A reporter interviews Donald MacPherson, who is wearing sunglasses and a t-shirt reading "Raise shit!" - Donald MacPherson, Executive Director of the Canadian Drug Policy Coalition, advocates for a full range of harm reduction responses. Photo credit: Peter Kim

Tyndall is leading a pilot programme, which grew out of the SALOME study. In the study, he is giving Downtown Eastside’s most at-risk drug users a regular allotment of hydromorphone pills (a powerful prescription opioid), which they can use elsewhere instead of buying potentially toxic street drugs.

“We need something that is cheap and easily accessible and people can take with them,” says Tyndall. He wants to go further. Right now, in the first stage of his study, patients are still required to come to a clinic to pick up their drugs from medical staff.

Tyndall’s idea – not yet fully approved and funded – for the trial’s second stage is to do away with the clinic environment and with the medical staff altogether. He gained international attention for his proposal to distribute the drugs in opioid vending machines.

A Canadian tech company, Dispension Industries, which had been working on vending machines to distribute cannabis, has designed a prototype: a 350-kilogram kiosk that uses biometric scanning to identify approved users.

But the challenges are less technical and more political. Organisations representing both pharmacists and doctors have expressed concern.
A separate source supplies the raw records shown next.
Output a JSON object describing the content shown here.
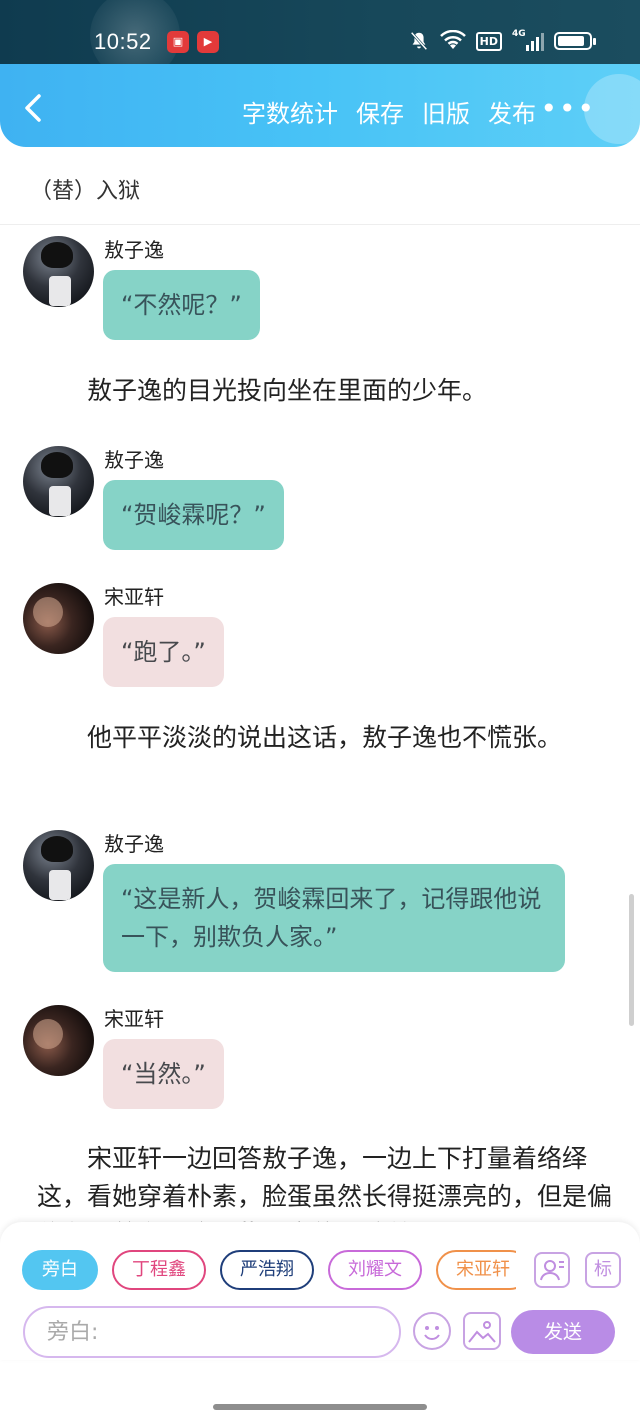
{
  "status_bar": {
    "time": "10:52",
    "network": "4G",
    "hd": "HD",
    "battery_level": 0.85
  },
  "toolbar": {
    "actions": [
      "字数统计",
      "保存",
      "旧版",
      "发布"
    ],
    "more": "•••"
  },
  "chapter": {
    "title": "（替）入狱"
  },
  "content": {
    "messages": [
      {
        "type": "dialog",
        "speaker": "敖子逸",
        "text": "“不然呢？”",
        "style": "green"
      },
      {
        "type": "narration",
        "text": "敖子逸的目光投向坐在里面的少年。"
      },
      {
        "type": "dialog",
        "speaker": "敖子逸",
        "text": "“贺峻霖呢？”",
        "style": "green"
      },
      {
        "type": "dialog",
        "speaker": "宋亚轩",
        "text": "“跑了。”",
        "style": "pink"
      },
      {
        "type": "narration",
        "text": "他平平淡淡的说出这话，敖子逸也不慌张。"
      },
      {
        "type": "dialog",
        "speaker": "敖子逸",
        "text": "“这是新人，贺峻霖回来了，记得跟他说一下，别欺负人家。”",
        "style": "green"
      },
      {
        "type": "dialog",
        "speaker": "宋亚轩",
        "text": "“当然。”",
        "style": "pink"
      },
      {
        "type": "narration",
        "text": "宋亚轩一边回答敖子逸，一边上下打量着络绎这，看她穿着朴素，脸蛋虽然长得挺漂亮的，但是偏偏有了着侮辱这那些漂亮的小脸并"
      }
    ]
  },
  "bottom_panel": {
    "roles": [
      {
        "label": "旁白",
        "active": true,
        "color": "#53c6f1"
      },
      {
        "label": "丁程鑫",
        "active": false,
        "color": "#e0467e"
      },
      {
        "label": "严浩翔",
        "active": false,
        "color": "#1f3e7a"
      },
      {
        "label": "刘耀文",
        "active": false,
        "color": "#c86ad9"
      },
      {
        "label": "宋亚轩",
        "active": false,
        "color": "#f0914a"
      }
    ],
    "tag_label": "标",
    "input_placeholder": "旁白:",
    "send_label": "发送"
  }
}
Tyndall unexpectedly lost his BCCDC leadership role in January in a move that created press speculation that he had been too outspoken. (He continues to lead the research.)
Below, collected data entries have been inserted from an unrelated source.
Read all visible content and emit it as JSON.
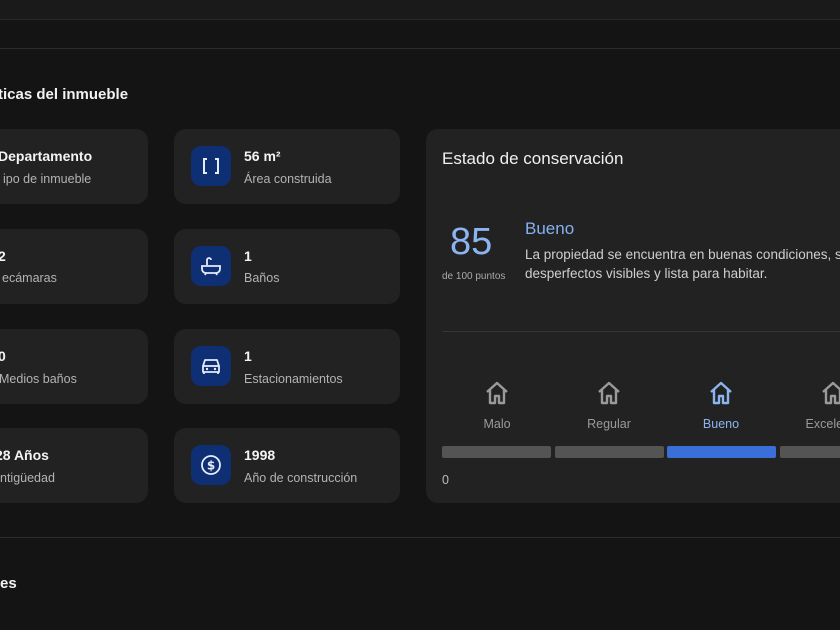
{
  "section": {
    "title": "ticas del inmueble",
    "next_title": "es"
  },
  "features": [
    {
      "value": "Departamento",
      "label": "ipo de inmueble",
      "icon": "building-icon"
    },
    {
      "value": "56 m²",
      "label": "Área construida",
      "icon": "area-brackets-icon"
    },
    {
      "value": "2",
      "label": "ecámaras",
      "icon": "bed-icon"
    },
    {
      "value": "1",
      "label": "Baños",
      "icon": "bathtub-icon"
    },
    {
      "value": "0",
      "label": "Medios baños",
      "icon": "half-bath-icon"
    },
    {
      "value": "1",
      "label": "Estacionamientos",
      "icon": "car-icon"
    },
    {
      "value": "28 Años",
      "label": "ntigüedad",
      "icon": "calendar-icon"
    },
    {
      "value": "1998",
      "label": "Año de construcción",
      "icon": "dollar-circle-icon"
    }
  ],
  "conservation": {
    "title": "Estado de conservación",
    "score": "85",
    "score_sub": "de 100 puntos",
    "status": "Bueno",
    "description": "La propiedad se encuentra en buenas condiciones, sin desperfectos visibles y lista para habitar.",
    "levels": [
      {
        "label": "Malo",
        "icon": "house-icon",
        "active": false
      },
      {
        "label": "Regular",
        "icon": "house-icon",
        "active": false
      },
      {
        "label": "Bueno",
        "icon": "house-icon",
        "active": true
      },
      {
        "label": "Excelente",
        "icon": "house-icon",
        "active": false
      }
    ],
    "scale_min": "0"
  },
  "colors": {
    "background": "#141414",
    "card": "#222222",
    "icon_bg": "#0e2f73",
    "accent": "#3a6fd8",
    "accent_text": "#8cb4f0"
  }
}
In the meantime, some activists in Downtown Eastside are reportedly considering engaging in civil disobedience to illegally buy and provide safe supplies of heroin – an approach that MacPherson describes as “very, very high risk”.
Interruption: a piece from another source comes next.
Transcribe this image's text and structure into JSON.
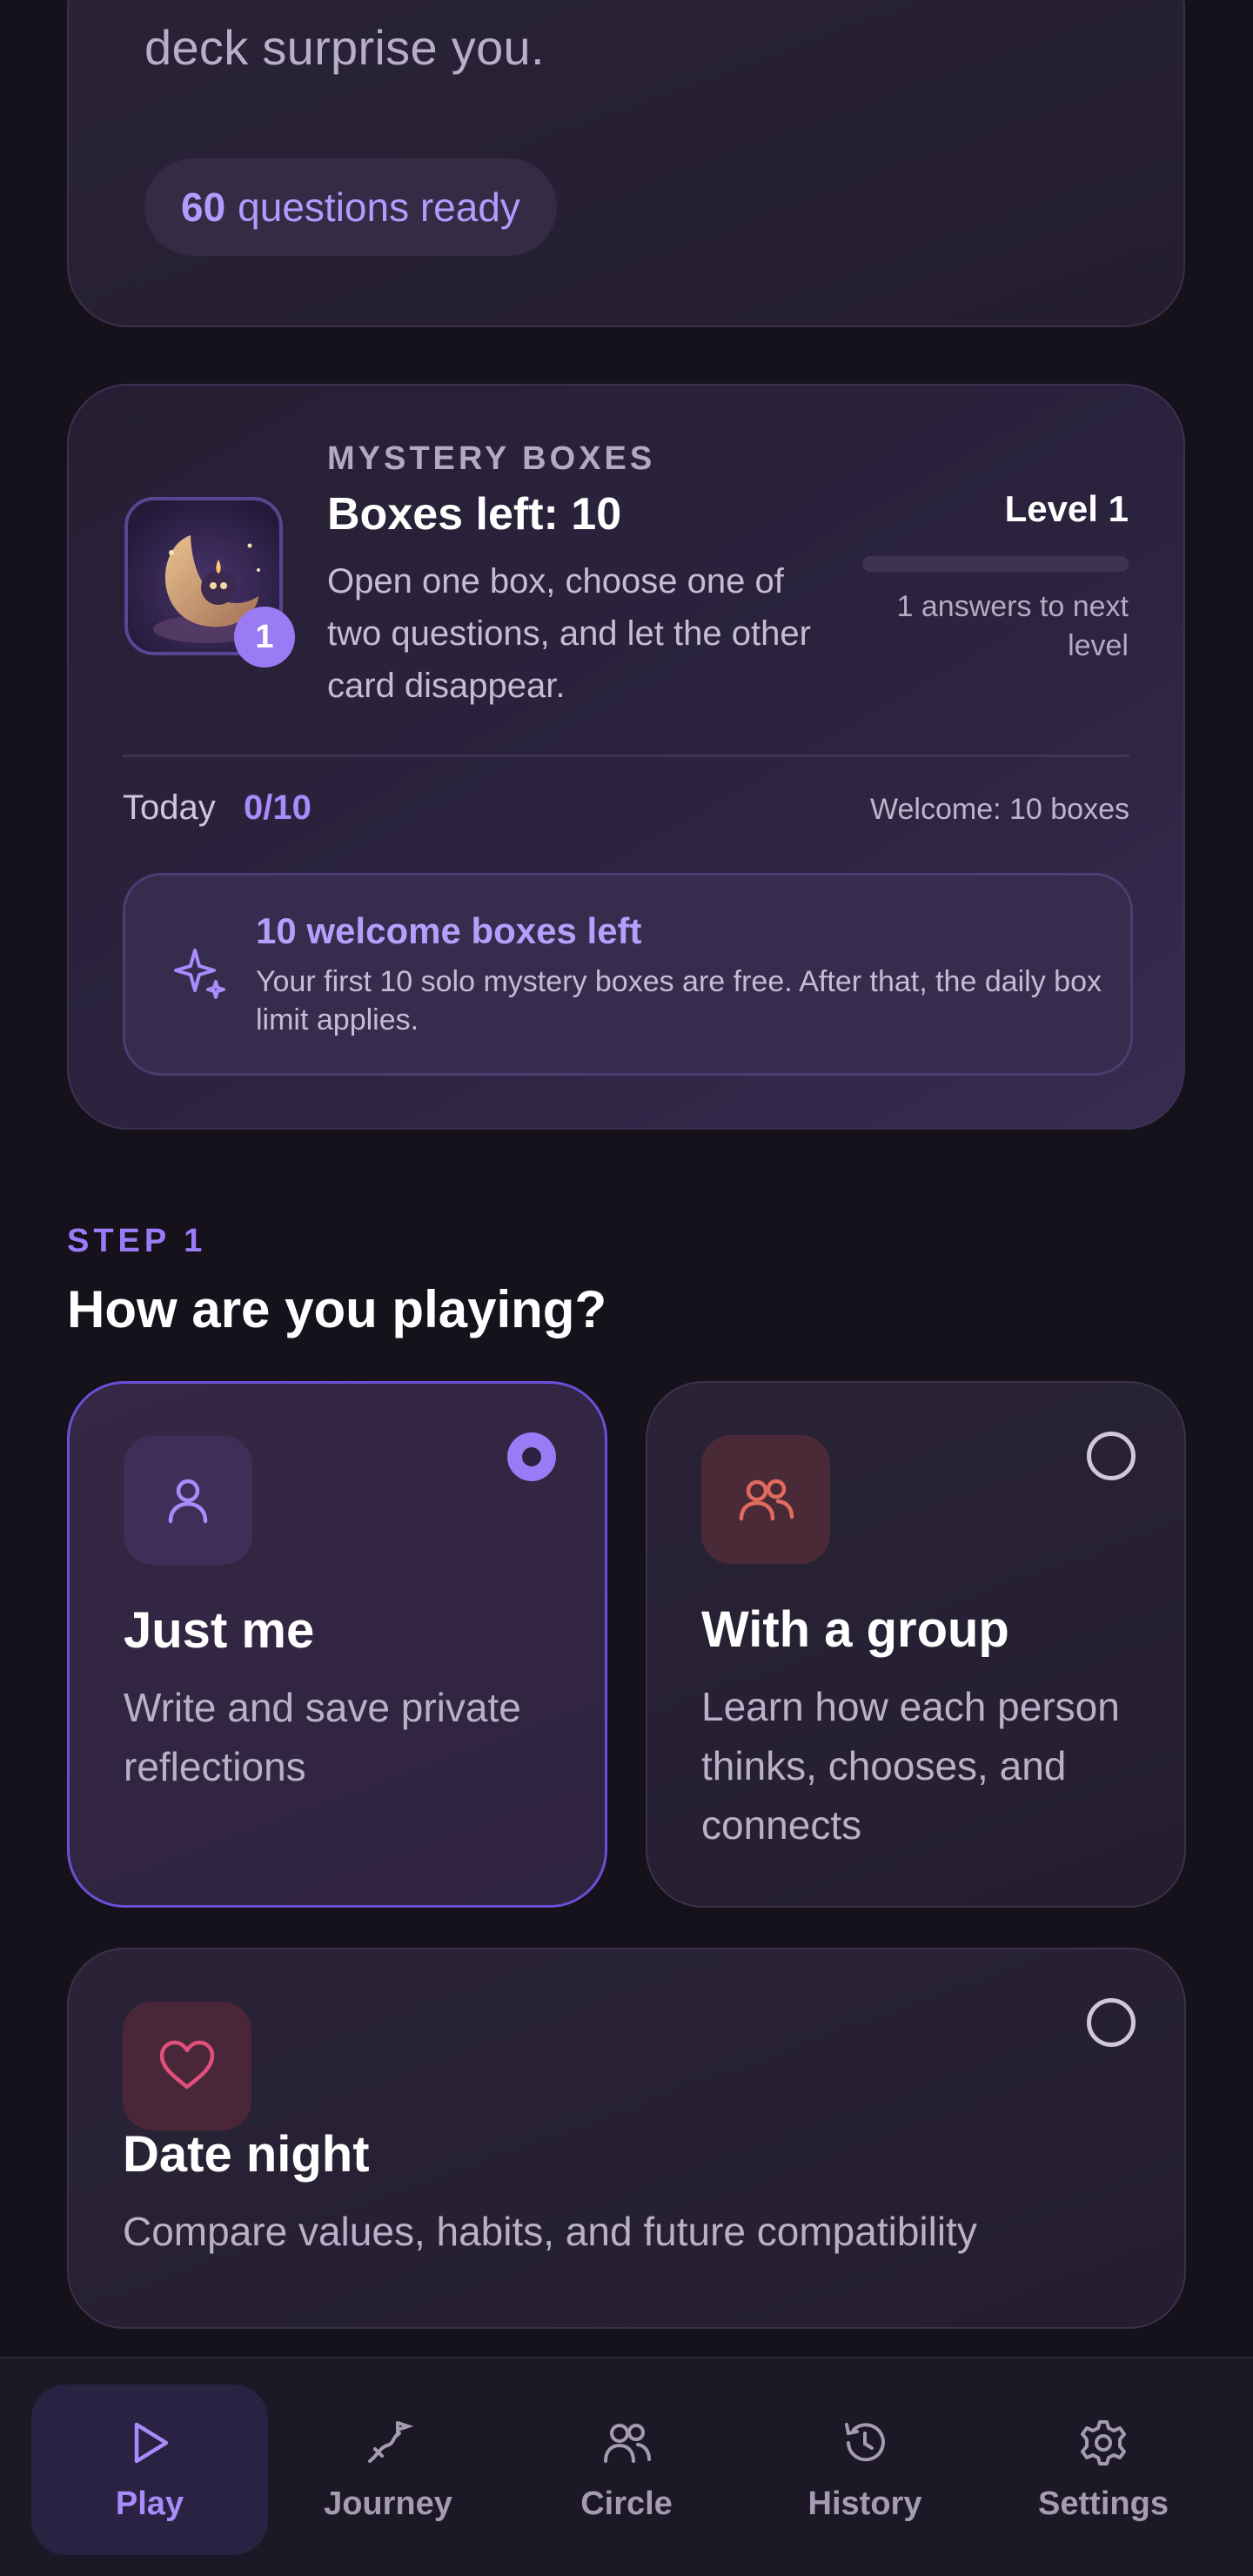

“In harm reduction, people started handing out syringes when that was illegal; people set up supervised injection sites when that was illegal. The precedent globally is that people break the law to provide life-saving health services, and governments follow.”

Tyndall says he knows many doctors who “stray” outside rules on opioid prescription in order to ensure users aren’t forced to rely on potentially lethal street drugs.

In April, hundreds marched through downtown Vancouver calling on the government to offer pharmaceutical alternatives to unknown substances purchased on the street. The march for safer supply attracted drug users, advocates and community organisers.

“We’ve been talking about this for years,” Dean Wilson, former President of the Vancouver Area Network of Drug Users, told a journalist. “For the last four years, we’ve been dying in numbers like we were dying of HIV. The solution is really simple: prescribe.” He accused politicians of not caring. 

I just don’t believe in government any more. They all lie. And they’re all full of shit."

For Blyth, ensuring users have safer supply would be good for all of society. “I hear the argument, ‘Why would we do this with taxpayer money?’ Because it would save money in the long run. If you give people money, it’s not going to cost as much in break-and-enters, in survival sex trade, in trauma, in all the things that people do in a desperate situation.”

Wherever British Columbia goes next, it is entering uncharted territory. “The fentanyl epidemic is largely a North American thing,” says Tyndall. “Other countries have had it a little but nothing like here. As we stumble along pushing harm reduction, the toxic drug supply and the high numbers of overdoses have changed the equation for us, and people who understand that jump on the bandwagon of safer supply.”

MacPherson worries that the crisis could get even worse. “It depends on what is going on in the unregulated drug market. It’s really hard to draw a line, because even with all of the harm-reduction work going on, it’s still only covering a minority of the population. The people who are dying, they are dying alone.” Alone and in great numbers.